Be careful not to use csvjoin on large CSVs.

!csvjoin -c in_reply_to_status_id,id gelmanlibrary.csv gelmanlibrary_replies_to.csv > gelmanlibrary_with_replies_to.csv
!head -2 gelmanlibrary_with_replies_to.csv
id,tweet_url,created_at,parsed_created_at,user_screen_name,text,tweet_type,coordinates,hashtags,media,urls,favorite_count,in_reply_to_screen_name,in_reply_to_status_id,in_reply_to_user_id,lang,place,possibly_sensitive,retweet_count,reweet_or_quote_id,retweet_or_quote_screen_name,retweet_or_quote_user_id,source,user_id,user_created_at,user_default_profile_image,user_description,user_favourites_count,user_followers_count,user_friends_count,user_listed_count,user_location,user_name,user_statuses_count,user_time_zone,user_urls,user_verified,tweet_url2,created_at2,parsed_created_at2,user_screen_name2,text2,tweet_type2,coordinates2,hashtags2,media2,urls2,favorite_count2,in_reply_to_screen_name2,in_reply_to_status_id2,in_reply_to_user_id2,lang2,place2,possibly_sensitive2,retweet_count2,reweet_or_quote_id2,retweet_or_quote_screen_name2,retweet_or_quote_user_id2,source2,user_id2,user_created_at2,user_default_profile_image2,user_description2,user_favourites_count2,user_followers_count2,user_friends_count2,user_listed_count2,user_location2,user_name2,user_statuses_count2,user_time_zone2,user_urls2,user_verified2
558708573853974528,https://twitter.com/gelmanlibrary/status/558708573853974528,Fri Jan 23 19:31:18 +0000 2015,2015-01-23 19:31:18+00:00,gelmanlibrary,Loving the hashtag for this class: #3WeeksofGeek How can you not want to get in on that action? http://t.co/qVsLmjmRpl @LizSetto @kal58,reply,,3WeeksofGeek,,http://fanpilgrimage.wordpress.com,1,lizsetto,558704312709558273,848710944,en,,False,0,,,,"<a href=""http://twitter.com"" rel=""nofollow"">Twitter Web Client</a>",9710852,Fri Oct 26 14:31:42 +0000 2007,False,The heart of the George Washington University,329,4023,2623,99,"Foggy Bottom, Washington, DC",gelmanlibrary,5385,Eastern Time (US & Canada),http://library.gwu.edu/,False,https://twitter.com/lizsetto/status/558704312709558273,Fri Jan 23 19:14:23 +0000 2015,2015-01-23 19:14:23+00:00,lizsetto,"Thanks for the digital sign,@gelmanlibrary!
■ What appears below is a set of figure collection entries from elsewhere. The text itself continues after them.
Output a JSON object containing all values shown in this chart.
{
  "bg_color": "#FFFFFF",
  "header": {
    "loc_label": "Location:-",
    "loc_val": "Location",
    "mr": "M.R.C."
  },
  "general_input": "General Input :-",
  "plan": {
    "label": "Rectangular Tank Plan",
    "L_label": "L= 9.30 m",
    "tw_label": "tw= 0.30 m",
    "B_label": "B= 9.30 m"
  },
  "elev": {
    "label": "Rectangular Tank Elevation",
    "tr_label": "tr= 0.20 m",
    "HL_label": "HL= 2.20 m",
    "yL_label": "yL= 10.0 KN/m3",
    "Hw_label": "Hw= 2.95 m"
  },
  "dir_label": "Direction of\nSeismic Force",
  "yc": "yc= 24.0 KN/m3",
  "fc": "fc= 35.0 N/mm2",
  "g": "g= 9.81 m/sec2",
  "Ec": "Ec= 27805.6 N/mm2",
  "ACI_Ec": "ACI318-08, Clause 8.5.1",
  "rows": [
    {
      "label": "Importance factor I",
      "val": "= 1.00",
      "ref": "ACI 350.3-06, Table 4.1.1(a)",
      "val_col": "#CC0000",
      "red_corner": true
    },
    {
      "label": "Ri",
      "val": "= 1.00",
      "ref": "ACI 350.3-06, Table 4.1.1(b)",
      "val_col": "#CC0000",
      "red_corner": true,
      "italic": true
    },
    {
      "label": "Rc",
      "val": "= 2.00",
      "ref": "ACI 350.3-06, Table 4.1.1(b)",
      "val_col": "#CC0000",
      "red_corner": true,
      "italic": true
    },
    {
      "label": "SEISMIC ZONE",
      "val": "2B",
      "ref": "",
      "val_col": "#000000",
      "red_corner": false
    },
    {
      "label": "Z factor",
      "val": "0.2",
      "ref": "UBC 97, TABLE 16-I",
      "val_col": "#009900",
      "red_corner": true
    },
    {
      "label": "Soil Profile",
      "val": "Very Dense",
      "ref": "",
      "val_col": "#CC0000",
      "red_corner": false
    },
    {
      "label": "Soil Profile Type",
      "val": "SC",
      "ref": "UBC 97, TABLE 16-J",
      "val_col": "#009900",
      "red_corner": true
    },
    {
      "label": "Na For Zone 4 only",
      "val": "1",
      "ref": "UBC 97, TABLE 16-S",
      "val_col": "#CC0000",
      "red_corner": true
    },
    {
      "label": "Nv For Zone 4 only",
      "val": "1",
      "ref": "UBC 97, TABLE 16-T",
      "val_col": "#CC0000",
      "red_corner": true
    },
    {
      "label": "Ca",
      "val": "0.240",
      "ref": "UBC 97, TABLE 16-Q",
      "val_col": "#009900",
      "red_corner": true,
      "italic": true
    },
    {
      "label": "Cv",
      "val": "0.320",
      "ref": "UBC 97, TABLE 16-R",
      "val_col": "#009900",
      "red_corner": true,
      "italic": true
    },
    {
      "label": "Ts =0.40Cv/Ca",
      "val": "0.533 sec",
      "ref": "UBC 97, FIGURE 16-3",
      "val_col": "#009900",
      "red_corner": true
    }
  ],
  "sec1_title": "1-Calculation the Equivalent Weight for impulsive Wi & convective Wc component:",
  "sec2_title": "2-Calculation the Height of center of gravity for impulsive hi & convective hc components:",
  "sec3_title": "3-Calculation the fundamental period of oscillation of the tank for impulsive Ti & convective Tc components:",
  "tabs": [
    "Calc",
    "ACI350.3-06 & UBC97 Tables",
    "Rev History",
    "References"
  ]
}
Learn more &amp; then sign up for #3WeeksOfGeek at http://t.co/hytwTvfvuh! http://t.co/JtBURjs6aZ",original,,3WeeksOfGeek,https://twitter.com/LizSetto/status/558704312709558273/photo/1,http://fanpilgrimage.wordpress.com,1,,,,en,,False,1,,,,"<a href=""http://www.apple.com"" rel=""nofollow"">iOS</a>",848710944,Thu Sep 27 05:37:12 +0000 2012,False,"Librarian, homemaker, friend of animals. 🌈✨",5133,490,640,15,"Somerville, MA",Liz Settoducato,2565,Pacific Time (US & Canada),,False

twarc utilities

In addition to json2csv.py, Twarc includes a number of other useful tweet utilities (docs and complete list of scripts).

Here are some of my favorites.

tweet_compliance.py

Supports tweet compliance by retrieving the most current versions of tweets or removing unavailable (deleted or protected) tweets.

Also useful for splitting out deleted tweets.

deduplicate.py

Not surpringly, deduplicates tweets. For a retweet, --extract-retweets will return the retweet and source tweet (i.e., the tweet that is retweeted). This is useful for extracting all of the tweets in a dataset.

deletes.py

Attempts to determine why a tweet was deleted, e.g., tweet deleted, user protected, retweet deleted.

unshrtn.py

Unshortens URLs contained in tweets and adds them to the tweet.